J Med Ethics Hist Med. 2023 Dec 2;16:10. doi: 10.18502/jmehm.v16i10.14305. eCollection 2023.
This article draws on the underexplored or novel accounts of inclusion and the moral accounts of decolonization in African health decolonial literature to increase our understanding of how ethics dumping manifests in health research partnerships, and what more ought to be done to eliminate this phenomenon. African decolonial health literature proposes "inclusion that matters" - conceptualized as substantial, respectful and deep engagement with African agency - as a solution to end domination or mitigate the "appearance" of inclusion. Based on this supposition, the harm of ethics dumping - and I demonstrate how - is that it fails to engage the agency of Africans, and listen to or echo their voices in health and health research collaborations on the continent, or research collaborations that have significant implications for them.
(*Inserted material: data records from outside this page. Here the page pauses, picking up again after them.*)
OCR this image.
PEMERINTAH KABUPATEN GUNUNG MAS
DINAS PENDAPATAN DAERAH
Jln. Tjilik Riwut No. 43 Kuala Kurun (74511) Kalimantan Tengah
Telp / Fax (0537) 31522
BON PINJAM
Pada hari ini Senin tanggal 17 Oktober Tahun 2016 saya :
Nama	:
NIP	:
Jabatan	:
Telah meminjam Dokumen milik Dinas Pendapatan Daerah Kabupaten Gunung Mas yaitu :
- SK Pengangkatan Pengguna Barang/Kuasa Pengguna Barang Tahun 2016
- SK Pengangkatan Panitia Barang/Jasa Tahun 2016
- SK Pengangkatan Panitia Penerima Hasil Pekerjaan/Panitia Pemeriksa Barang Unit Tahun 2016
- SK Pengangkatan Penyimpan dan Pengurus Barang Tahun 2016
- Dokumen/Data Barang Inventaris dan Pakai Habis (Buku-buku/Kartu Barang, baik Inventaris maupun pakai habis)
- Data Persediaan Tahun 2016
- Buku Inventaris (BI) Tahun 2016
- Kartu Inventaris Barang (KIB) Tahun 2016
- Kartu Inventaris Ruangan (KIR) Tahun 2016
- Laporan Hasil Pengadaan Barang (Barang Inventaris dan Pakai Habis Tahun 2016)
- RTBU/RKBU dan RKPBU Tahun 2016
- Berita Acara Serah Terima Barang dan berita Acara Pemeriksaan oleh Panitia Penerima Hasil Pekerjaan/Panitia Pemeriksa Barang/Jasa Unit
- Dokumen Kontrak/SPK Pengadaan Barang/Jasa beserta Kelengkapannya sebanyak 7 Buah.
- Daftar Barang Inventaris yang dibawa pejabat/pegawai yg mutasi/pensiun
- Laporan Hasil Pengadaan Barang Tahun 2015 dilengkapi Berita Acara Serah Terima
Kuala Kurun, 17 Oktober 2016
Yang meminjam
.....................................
This account of inclusion can usefully increase our thinking about ethics dumping, which is ultimately and in several ways a failure to practice responsible science. Research is required to increase our understanding of what could reasonably constitute responsible science from a variety of perspectives.
本文借鉴了非洲健康去殖民化文学中对包容性的未充分探索或新颖描述以及去殖民化的道德描述,以增进我们对伦理倾销在健康研究伙伴关系中如何表现的理解,以及为消除这一现象还应采取哪些更多措施。非洲去殖民化健康文学提出了“重要的包容性”——被概念化为与非洲能动性进行实质性、尊重性和深入的互动——作为结束主导或减轻包容性“表象”的解决方案。基于这一假设,伦理倾销的危害——我将说明其危害方式——在于它未能让非洲人的能动性参与进来,未能在非洲大陆的健康及健康研究合作中,或对非洲人有重大影响的研究合作中倾听或回应他们的声音。这种包容性描述有助于增进我们对伦理倾销的思考,而伦理倾销最终在多个方面都是未能践行负责任的科学。需要开展研究,从多种视角增进我们对合理构成负责任科学的理解。